„Koronacja” Marka Modzelewskiego w reż. Izabeli Kuny w Teatrze Collegium Nobilium w Warszawie. Pisze Piotr Zaremba w „Polska Times”.
Typowość wielu sytuacji jest w „Koronacji” oczywista. Jednak choć to JUŻ BYŁO, przed wrażeniem banału ratuje potoczystość narracji i mocno sarkastyczne poczucie humoru.
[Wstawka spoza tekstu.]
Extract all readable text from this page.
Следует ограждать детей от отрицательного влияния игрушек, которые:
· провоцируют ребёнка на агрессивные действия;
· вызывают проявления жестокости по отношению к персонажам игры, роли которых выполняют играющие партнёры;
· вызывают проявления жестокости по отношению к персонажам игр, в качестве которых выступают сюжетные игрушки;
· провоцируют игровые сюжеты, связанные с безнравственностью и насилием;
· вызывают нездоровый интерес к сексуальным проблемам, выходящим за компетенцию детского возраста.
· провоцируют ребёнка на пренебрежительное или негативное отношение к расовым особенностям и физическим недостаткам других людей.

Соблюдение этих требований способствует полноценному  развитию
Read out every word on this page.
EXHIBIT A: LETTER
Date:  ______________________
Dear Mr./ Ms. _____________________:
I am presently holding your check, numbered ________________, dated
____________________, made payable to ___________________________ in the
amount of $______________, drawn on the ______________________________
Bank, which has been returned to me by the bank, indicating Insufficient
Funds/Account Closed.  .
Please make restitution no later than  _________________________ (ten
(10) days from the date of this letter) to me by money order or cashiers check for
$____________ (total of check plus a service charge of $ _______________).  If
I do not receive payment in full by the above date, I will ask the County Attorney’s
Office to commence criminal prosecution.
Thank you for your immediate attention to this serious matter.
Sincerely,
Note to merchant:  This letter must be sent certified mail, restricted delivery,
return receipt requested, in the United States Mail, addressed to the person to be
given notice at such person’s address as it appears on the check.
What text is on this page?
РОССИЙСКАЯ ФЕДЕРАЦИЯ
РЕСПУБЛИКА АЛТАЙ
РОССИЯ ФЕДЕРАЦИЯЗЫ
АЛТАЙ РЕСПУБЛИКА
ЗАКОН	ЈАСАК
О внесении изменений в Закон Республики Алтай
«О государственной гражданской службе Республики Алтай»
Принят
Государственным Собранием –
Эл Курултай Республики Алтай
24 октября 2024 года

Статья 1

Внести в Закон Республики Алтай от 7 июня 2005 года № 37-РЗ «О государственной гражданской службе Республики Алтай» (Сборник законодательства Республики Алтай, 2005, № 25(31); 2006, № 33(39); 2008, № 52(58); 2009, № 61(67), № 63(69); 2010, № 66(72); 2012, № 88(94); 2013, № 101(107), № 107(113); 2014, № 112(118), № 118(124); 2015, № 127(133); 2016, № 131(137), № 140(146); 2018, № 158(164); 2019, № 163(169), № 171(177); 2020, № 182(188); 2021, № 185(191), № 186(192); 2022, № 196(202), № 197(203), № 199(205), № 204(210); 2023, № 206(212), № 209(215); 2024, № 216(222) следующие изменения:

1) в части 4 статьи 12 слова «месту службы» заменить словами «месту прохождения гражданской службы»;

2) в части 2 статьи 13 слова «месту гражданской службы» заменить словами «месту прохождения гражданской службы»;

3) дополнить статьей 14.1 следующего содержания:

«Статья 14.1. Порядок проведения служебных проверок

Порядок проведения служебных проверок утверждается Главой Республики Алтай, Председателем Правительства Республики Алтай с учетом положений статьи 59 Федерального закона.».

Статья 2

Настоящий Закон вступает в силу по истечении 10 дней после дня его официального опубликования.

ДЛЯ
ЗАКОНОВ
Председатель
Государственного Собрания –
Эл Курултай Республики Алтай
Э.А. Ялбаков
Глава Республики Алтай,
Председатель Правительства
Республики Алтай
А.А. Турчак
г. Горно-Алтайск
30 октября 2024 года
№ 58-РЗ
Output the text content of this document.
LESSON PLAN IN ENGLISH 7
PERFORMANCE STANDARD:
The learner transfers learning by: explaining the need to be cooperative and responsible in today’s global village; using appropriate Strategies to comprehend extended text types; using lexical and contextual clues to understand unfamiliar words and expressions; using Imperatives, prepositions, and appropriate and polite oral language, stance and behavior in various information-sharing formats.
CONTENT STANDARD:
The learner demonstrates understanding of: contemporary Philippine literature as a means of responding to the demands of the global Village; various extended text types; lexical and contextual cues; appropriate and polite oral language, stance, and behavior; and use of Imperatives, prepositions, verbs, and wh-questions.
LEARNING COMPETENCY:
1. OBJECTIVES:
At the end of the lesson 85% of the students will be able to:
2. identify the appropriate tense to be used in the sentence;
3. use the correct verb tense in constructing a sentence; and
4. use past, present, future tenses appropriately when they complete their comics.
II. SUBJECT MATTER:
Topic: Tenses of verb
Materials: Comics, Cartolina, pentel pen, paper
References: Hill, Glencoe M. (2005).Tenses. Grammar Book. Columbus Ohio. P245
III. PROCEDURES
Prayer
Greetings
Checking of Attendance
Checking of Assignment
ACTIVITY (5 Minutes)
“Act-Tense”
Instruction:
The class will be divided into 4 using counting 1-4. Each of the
Studenci AT dobrze podchwycili komediową, ale zabarwioną goryczką konwencję.
Trzeba przyznać, że Marek Modzelewski to polski dramatopisarz zachowujący mocne związki z naszą rzeczywistością. Jeden z niewielu, który umie tę rzeczywistość obserwować. Z zawodu lekarz, pisze kolejne sztuki, na ogół komedie (lub może nawet tragikomedie), chętnie grane w teatrach.
Dobrze napisane komedie
Na czele listy jego utworów jest oczywiście znakomity „Wstyd”. Świetnie grana, zwłaszcza na małej scenie warszawskiego Teatru Współczesnego, ale też świetnie napisana, opowieść o dwóch małżeństwach, których dzieci rozstały się przed ołtarzem, doczekała się równie błyskotliwej adaptacji filmowej (pod tytułem „Teściowie”, ostatnio nakręcono dalszy ciąg). Mamy komiczne perypetie jednostek, ale i nieźle uchwycony kontekst społeczny, bo obie pary reprezentują różne polskie światy.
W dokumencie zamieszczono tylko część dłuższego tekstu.